The model Otilde/Ministral-3-3B-Instruct-2512-Q7-MLX-Dynamic was converted to Dynamic MLX format from mistralai/Ministral-3-3B-Instruct-2512 using mlx-lm version 0.30.0.

./mlx_lm.dynamic_quant --model mistralai/Ministral-3-3B-Instruct-2512 --sensitivities mistralai_Ministral-3-3B-Instruct-2512_sensitivities.json --low-bits 6 --high-bits 8 --low-group-size 32 --high-group-size 32 --report-ppl
Original PPL: 7.733
[INFO] Quantized model with 7.017 bits per weight.
Quantized PPL: 7.752

What are MLX Dynamic Quants

MLX dynamic quantization is a compression technique that intelligently allocates different bit-widths to different layers based on their sensitivity to quantization errors. Unlike uniform quantization that applies the same precision to all layers, dynamic quantization analyzes each layer's impact on model output quality and assigns higher precision to more sensitive layers while using lower precision for robust layers.

You may notice in the files that there is also a sensitivites.json available. This file contains-by-layer sensitivity scores that were calculated during a comprehensive analysis phase. Each score how sensitive a particular layer is to quantization - higher scores indicate layers that suffer greater quality loss if quantized aggressively.

The sensitivity analysis process is the time-consuming part of creating dynamic quants because the system must test each layer individually with sample data to measure accuracy impact.

You can download just this file and create your own dynamic quants without redoing the lengthy sensitivity analysis.

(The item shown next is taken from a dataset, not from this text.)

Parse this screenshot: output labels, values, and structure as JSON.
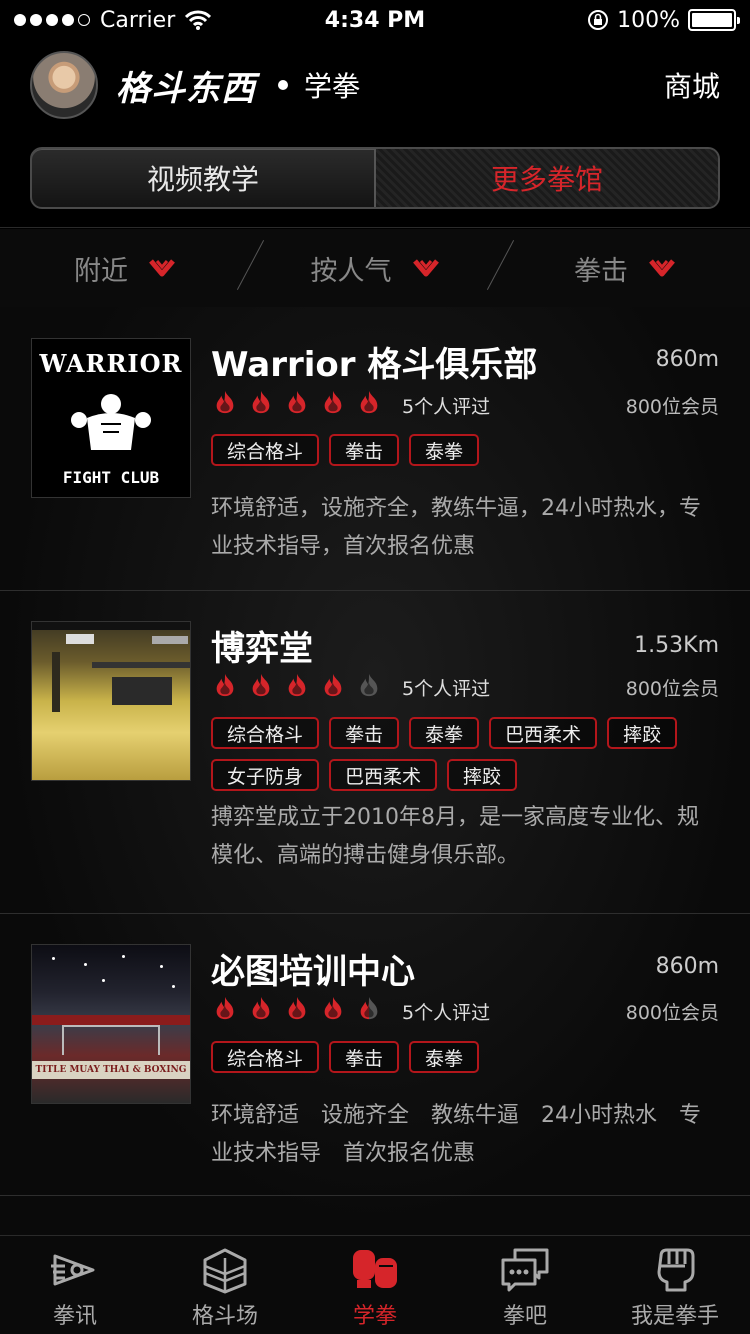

Perplexity Results Explained

Perplexity (PPL) measures how well a language model predicts text, with lower scores indicating better performance. The evaluation results demonstrate the effectiveness of this approach:

Original Model PPL: 7.733

Quantized Model PPL: 7.752

The Q7 dynamic‑quantized model occupies about 3.02 GB, compared with the Q8 version’s ≈ 3.4 GB. Despite shrinking the model by ~400 MB, the dynamic quantized version achieves nearly identical perplexity to the original. The tiny increase (+0.019 PPL) means virtually no loss in language understanding, especially impressive given the drastic memory savings.

Why Accuracy Remains High

The secret lies in the sensitivity-guided precision allocation. Rather than uniformly degrading all parameters, the system protects the most critical neural pathway with higher precision while more aggressively compressing less sensitive components. This selective preservation strategy enables the model to maintain near-original accuracy, making high-performance inference accessible on hardware with limited memory resources.